A bit of both - once an overlap is detected, I test the points to find one in the other hull. Then I backtrack this to get a swept line segment and test this against the other hull to get the actual collision edge. It seems to work resonably well for most of the time, except if you get two rectangles sharing an edge it can occasionally snag on the internal shared edge.

I don''t think your idea will work though - it''ll still mean that one object can push the player though another, it just means that it''ll happen slower (or it''ll always loop since they push the object back and forth continuously).


Yes, you can have a multitude of collision tests, if say, you dropped a ball inside a narrow funnel.
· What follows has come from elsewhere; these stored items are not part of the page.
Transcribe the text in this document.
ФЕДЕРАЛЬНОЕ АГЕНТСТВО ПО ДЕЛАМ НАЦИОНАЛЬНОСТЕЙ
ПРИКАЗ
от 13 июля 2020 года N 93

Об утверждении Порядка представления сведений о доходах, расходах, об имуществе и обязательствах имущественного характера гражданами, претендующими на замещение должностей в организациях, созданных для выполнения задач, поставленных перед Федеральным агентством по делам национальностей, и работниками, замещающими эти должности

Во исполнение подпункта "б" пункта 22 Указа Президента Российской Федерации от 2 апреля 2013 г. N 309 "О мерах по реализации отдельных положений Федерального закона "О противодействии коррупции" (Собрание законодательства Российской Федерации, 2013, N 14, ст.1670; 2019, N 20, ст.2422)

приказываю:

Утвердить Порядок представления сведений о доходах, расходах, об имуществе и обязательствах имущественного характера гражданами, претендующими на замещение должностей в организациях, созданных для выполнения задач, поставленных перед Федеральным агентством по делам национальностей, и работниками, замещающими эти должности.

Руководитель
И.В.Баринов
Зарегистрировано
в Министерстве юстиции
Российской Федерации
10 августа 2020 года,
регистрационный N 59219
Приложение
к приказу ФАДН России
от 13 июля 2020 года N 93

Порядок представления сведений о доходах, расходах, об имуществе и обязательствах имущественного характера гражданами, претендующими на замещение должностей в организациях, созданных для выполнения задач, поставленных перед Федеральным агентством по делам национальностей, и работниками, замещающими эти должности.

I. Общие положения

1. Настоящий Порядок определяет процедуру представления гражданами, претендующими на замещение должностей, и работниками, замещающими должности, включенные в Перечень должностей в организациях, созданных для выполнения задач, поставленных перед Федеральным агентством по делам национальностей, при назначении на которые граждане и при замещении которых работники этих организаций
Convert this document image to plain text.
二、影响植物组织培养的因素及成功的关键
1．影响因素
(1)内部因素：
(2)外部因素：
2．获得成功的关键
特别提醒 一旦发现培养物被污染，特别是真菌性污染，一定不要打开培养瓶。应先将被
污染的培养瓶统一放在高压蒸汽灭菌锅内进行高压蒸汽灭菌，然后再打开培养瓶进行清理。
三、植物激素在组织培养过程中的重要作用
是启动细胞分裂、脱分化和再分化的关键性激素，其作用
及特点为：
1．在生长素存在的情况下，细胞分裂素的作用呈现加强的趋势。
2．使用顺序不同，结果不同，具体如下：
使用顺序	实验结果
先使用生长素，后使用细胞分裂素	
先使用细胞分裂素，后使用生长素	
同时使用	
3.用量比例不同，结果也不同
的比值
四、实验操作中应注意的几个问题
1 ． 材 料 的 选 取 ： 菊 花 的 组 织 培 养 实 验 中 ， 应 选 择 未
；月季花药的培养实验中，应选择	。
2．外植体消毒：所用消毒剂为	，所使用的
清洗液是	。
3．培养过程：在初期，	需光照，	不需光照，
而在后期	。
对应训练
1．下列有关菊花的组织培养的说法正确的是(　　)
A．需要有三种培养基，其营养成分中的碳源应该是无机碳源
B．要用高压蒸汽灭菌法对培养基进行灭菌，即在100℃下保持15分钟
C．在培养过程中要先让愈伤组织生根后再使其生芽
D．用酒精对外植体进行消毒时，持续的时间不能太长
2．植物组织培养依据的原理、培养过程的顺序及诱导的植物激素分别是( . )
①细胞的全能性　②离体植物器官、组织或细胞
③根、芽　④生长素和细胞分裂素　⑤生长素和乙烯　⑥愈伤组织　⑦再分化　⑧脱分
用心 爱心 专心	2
But that''s the price to pay. I think Quake does something else, like check if the previous plane hit by the object is not opposite to the new plane hit by the object. If it is, then the velocity is set to 0 automatically and no more collision tests are performed. Something along those lines.

In the general case, the objects won''t be pushed against other objects. The velocity will change, obviously, but then you test for collisions once again, no pushing. Doing a swept volume collisions with convex hulls seems difficult. But with spheres, it is a lot easier. You don''t even have to use convex hulls for your environments, just triangles (or segments in 2D).

for convex hulls, I guess you can use the binary time search algorithm, and a distance-calculation system, like V-clip.

If you still find objects overlapping, due to numerical innacuracies, you can do a fall back case, and push the objects out until they are free from interfering objects. This case should never really occur.